Y me he sentido aludida. Porque después de mis quejas, y mis pretensiones, no me he atrevido, como todas las demás. Feminista. ¿A qué suena eso? A histeria, a locura, a lesbianismo, a vello creciendo libre, tetas caídas, gritos, protestas, insultos, a que nos llamen machorras, a que nos digan locas, necesitadas de sexo o de una polla, a que nos digan que estamos cabreadas porque somos feas y nadie nos encuentra atractivas, suciedad, mal olor....

Todo esto vomita mi cerebro en un arranque de honestidad en el espacio cibernético. No os asustéis, (si es eso a caso lo que os sugiere mi enumeración) pero que tan aterrorizada me siento yo también. ¿Qué ha ocurrido?

-¿Debe cambiar el lenguaje? -ha sugerido la profesora.

-No, déjalo como está... -dicen los alumnos- primero tiene que haber cambios en la sociedad... luego en el lenguaje...

Habrá cambios en la sociedad, claro que sí. Sobre todo mientras se sigan usando libros de texto como del que han sacado esa línea sobre los pioneros americanos.
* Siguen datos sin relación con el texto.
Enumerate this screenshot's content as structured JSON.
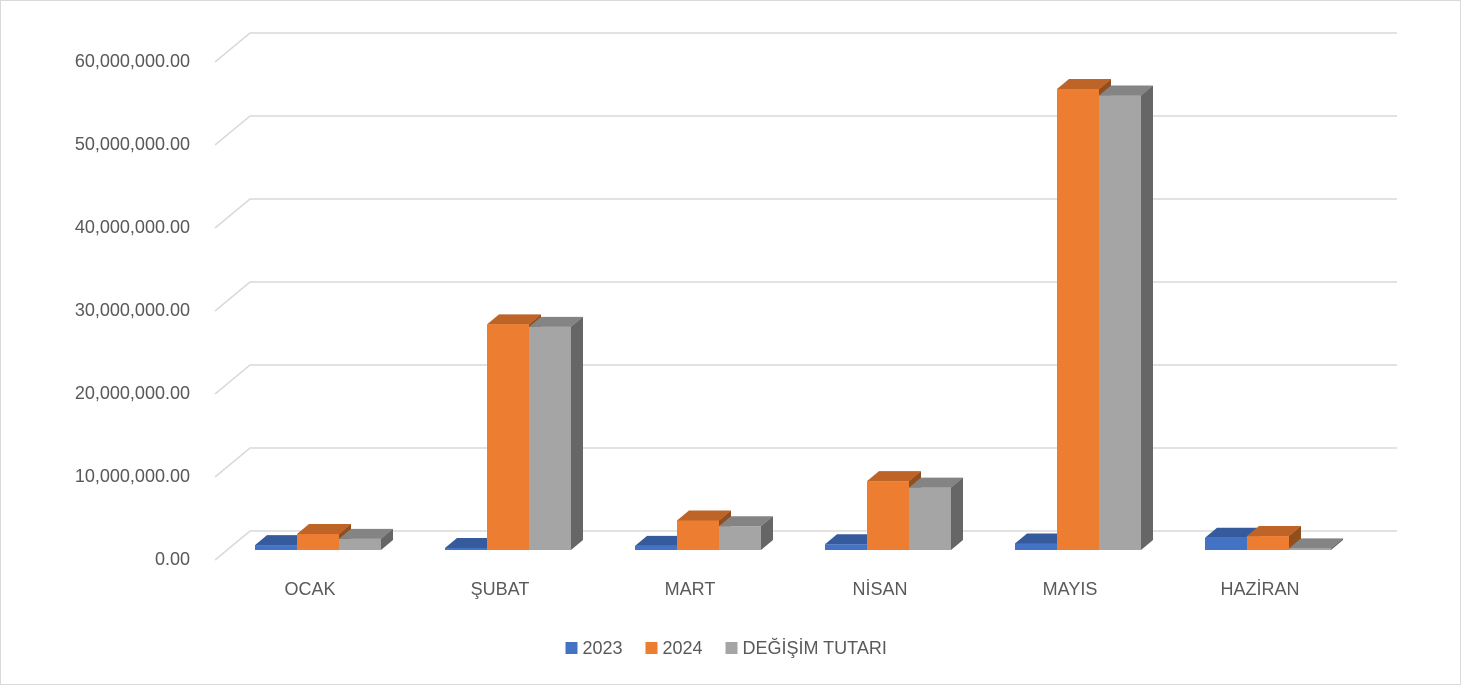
{
  "chart_data": {
    "type": "bar3d",
    "categories": [
      "OCAK",
      "ŞUBAT",
      "MART",
      "NİSAN",
      "MAYIS",
      "HAZİRAN"
    ],
    "series": [
      {
        "name": "2023",
        "color": "#4472c4",
        "values": [
          600000,
          250000,
          500000,
          700000,
          800000,
          1500000
        ]
      },
      {
        "name": "2024",
        "color": "#ed7d31",
        "values": [
          1950000,
          27500000,
          3600000,
          8400000,
          56200000,
          1700000
        ]
      },
      {
        "name": "DEĞİŞİM TUTARI",
        "color": "#a5a5a5",
        "values": [
          1350000,
          27200000,
          2900000,
          7600000,
          55400000,
          200000
        ]
      }
    ],
    "ylim": [
      0,
      60000000
    ],
    "yticks": [
      {
        "value": 0,
        "label": "0.00"
      },
      {
        "value": 10000000,
        "label": "10,000,000.00"
      },
      {
        "value": 20000000,
        "label": "20,000,000.00"
      },
      {
        "value": 30000000,
        "label": "30,000,000.00"
      },
      {
        "value": 40000000,
        "label": "40,000,000.00"
      },
      {
        "value": 50000000,
        "label": "50,000,000.00"
      },
      {
        "value": 60000000,
        "label": "60,000,000.00"
      }
    ],
    "grid": true,
    "legend": "bottom"
  }
}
O mientras las chicas universitarias, inteligentes y creativas como yo, no levantemos la mano cuando nos hagan ciertas preguntas por miedo a lo que pensarán los demás.

-Bueno, que el lenguaje cambia es un hecho -ha dicho la profesora-. En mi diploma de carrera, yo soy "licenciado".

Todo el mundo ha puesto cara de extrañeza, la misma que se les pone, por cierto, al escuchar la palabra "miembra".

-Pero en vuestros diplomas del año que viene, vosotros seréis "graduadas" y "graduados".

Menos mal.

Sin embargo, necesito replantearme algunas cosas.

Buenas noches.

martes, 24 de septiembre de 2013




Hoy he tenido el placer de estar en un evento un tanto particular. Se celebraba un aniversario octogenario. Muchos pensamos que cumplir años es una derrota. Yo apenas llego a una cuarta parte de la cifra que acabo de mencionar; aún así sigo sintiendo penita por cada año más, cada escalón en la nuestra estructura temporal. Los treinta, los cuarenta... sombras amenazantes, umbrales que muchos no quieren cruzar. Ser anciano es perder facultades, lucidez. No se nos enseña a sentir respeto por los ancianos, a admirarles, a consultarles por su experiencia. En esta época de usar y tirar, de la última tendencia, el bótox y los tintes... ¿Qué es la vejez si no algo de lo que se huye? Como conejos escapando del aliento amenazador del lobo.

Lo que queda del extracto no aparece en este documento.